Autor: Sun, BC, Derose, SF, Liang, LJ, Gabayan, GZ, Hoffman, JR, Moore, AA, Mower, WR, Mangione, CM
Rok vydání: 2009
Předmět:
Zdroj: Annals of emergency medicine, vol 54, iss 6
Sun, BC; Derose, SF; Liang, LJ; Gabayan, GZ; Hoffman, JR; Moore, AA; et al.(2009). Predictors of 30-Day Serious Events in Older Patients With Syncope. Annals of Emergency Medicine, 54(6). doi: 10.1016/j.annemergmed.2009.07.027. UCLA: Retrieved from: http://www.escholarship.org/uc/item/6g09w43w
Popis: Study objective: We identify predictors of 30-day serious events after syncope in older adults.
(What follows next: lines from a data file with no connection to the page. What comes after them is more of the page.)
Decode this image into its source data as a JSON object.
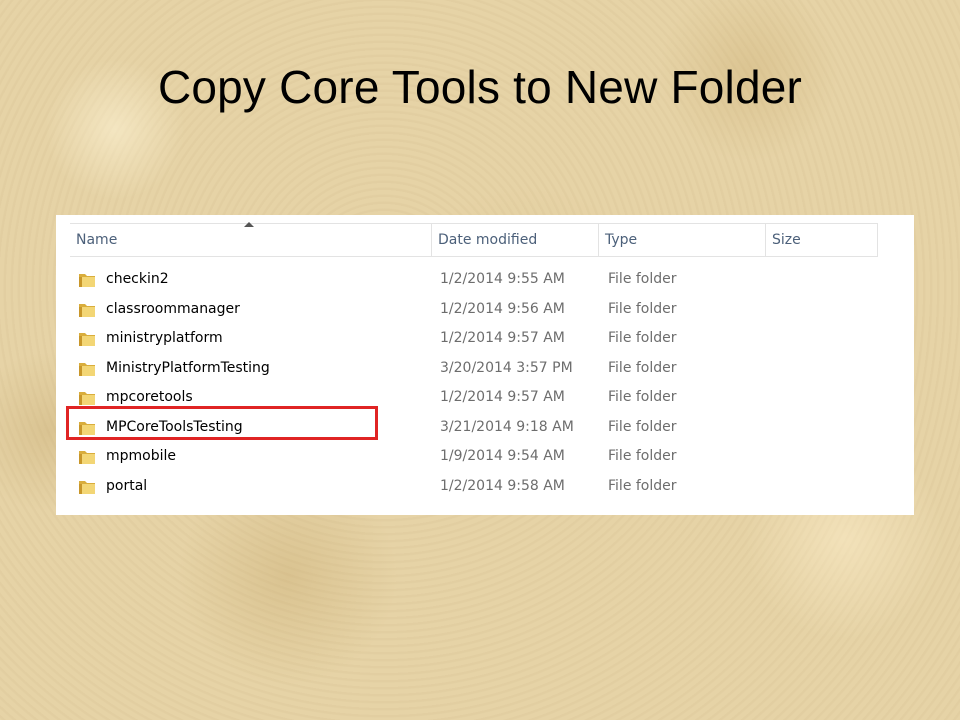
{
  "slide": {
    "title": "Copy Core Tools to New Folder"
  },
  "explorer": {
    "columns": {
      "name": "Name",
      "date_modified": "Date modified",
      "type": "Type",
      "size": "Size"
    },
    "sort": {
      "column": "Name",
      "direction": "ascending"
    },
    "rows": [
      {
        "name": "checkin2",
        "date": "1/2/2014 9:55 AM",
        "type": "File folder"
      },
      {
        "name": "classroommanager",
        "date": "1/2/2014 9:56 AM",
        "type": "File folder"
      },
      {
        "name": "ministryplatform",
        "date": "1/2/2014 9:57 AM",
        "type": "File folder"
      },
      {
        "name": "MinistryPlatformTesting",
        "date": "3/20/2014 3:57 PM",
        "type": "File folder"
      },
      {
        "name": "mpcoretools",
        "date": "1/2/2014 9:57 AM",
        "type": "File folder"
      },
      {
        "name": "MPCoreToolsTesting",
        "date": "3/21/2014 9:18 AM",
        "type": "File folder",
        "highlighted": true
      },
      {
        "name": "mpmobile",
        "date": "1/9/2014 9:54 AM",
        "type": "File folder"
      },
      {
        "name": "portal",
        "date": "1/2/2014 9:58 AM",
        "type": "File folder"
      }
    ]
  },
  "icons": {
    "folder": "folder-icon",
    "sort": "sort-ascending-icon"
  },
  "colors": {
    "highlight": "#e02424",
    "header_text": "#4c607a",
    "folder": "#e8c45a"
  }
}
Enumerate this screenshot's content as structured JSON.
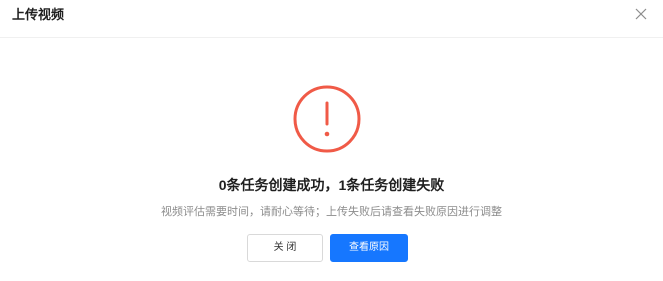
{
  "dialog": {
    "title": "上传视频",
    "close_icon": "close-icon",
    "status_icon": "exclamation-circle-icon",
    "result_text": "0条任务创建成功，1条任务创建失败",
    "hint_text": "视频评估需要时间，请耐心等待；上传失败后请查看失败原因进行调整",
    "close_button_label": "关 闭",
    "view_reason_button_label": "查看原因"
  },
  "colors": {
    "warning_red": "#f05a47",
    "primary_blue": "#1677ff"
  }
}
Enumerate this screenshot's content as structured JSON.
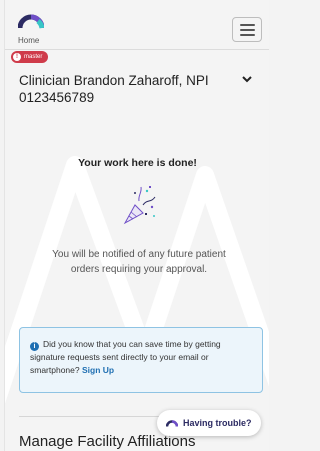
{
  "header": {
    "home_label": "Home",
    "logo_icon": "brand-arc-logo",
    "menu_icon": "hamburger-menu-icon"
  },
  "badge": {
    "label": "master",
    "icon": "alert-circle-icon",
    "color": "#cf3b4a"
  },
  "clinician": {
    "title": "Clinician Brandon Zaharoff, NPI 0123456789",
    "toggle_icon": "chevron-down-icon"
  },
  "main": {
    "heading": "Your work here is done!",
    "illustration_icon": "party-popper-icon",
    "notify_line1": "You will be notified of any future patient",
    "notify_line2": "orders requiring your approval."
  },
  "info": {
    "icon": "info-circle-icon",
    "text": "Did you know that you can save time by getting signature requests sent directly to your email or smartphone?",
    "link": "Sign Up"
  },
  "section": {
    "title": "Manage Facility Affiliations"
  },
  "help": {
    "label": "Having trouble?",
    "icon": "brand-arc-logo"
  },
  "colors": {
    "brand_navy": "#2c2b63",
    "brand_purple": "#6f4fc7",
    "brand_teal": "#38c6c6",
    "link_blue": "#1f6fb2",
    "info_bg": "#ecf5fb",
    "info_border": "#8ec3e3"
  }
}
Methods: We reviewed the medical records of older adults (age ≥60 years) who presented with syncope or near syncope to one of 3 emergency departments (EDs) between 2002 and 2005. Our primary outcome was occurrence of a predefined serious event within 30 days after ED evaluation. We used multivariable logistic regression to identify predictors of 30-day serious events. Results: Of 3,727 potentially eligible patients, 2,871 (77%) met all eligibility criteria. We excluded an additional 287 patients who received a diagnosis of a serious clinical condition while in the ED. In the final study cohort (n=2,584), we identified 173 (7%) patients who experienced a 30-day serious event. High-risk predictors included age greater than 90 years, male sex, history of an arrhythmia, triage systolic blood pressure greater than 160 mm Hg, abnormal ECG result, and abnormal troponin I level. A low-risk predictor was a complaint of near syncope rather than syncope. A risk score, generated by summing high-risk predictors and subtracting the low-risk predictor, can stratify patients into low- (event rate 2.5%; 95% confidence interval [CI] 1.4% to 3.6%), intermediate- (event rate 6.3%; 95% CI 5.1% to 7.5%), and high-risk (event rate 20%; 95% CI 15% to 25%) groups. Conclusion: We identified predictors of 30-day serious events after syncope in adults aged 60 years and greater. A simple score was able to stratify these patients into distinct risk groups and, if externally validated, might have the potential to aid ED decisionmaking. © 2009 American College of Emergency Physicians.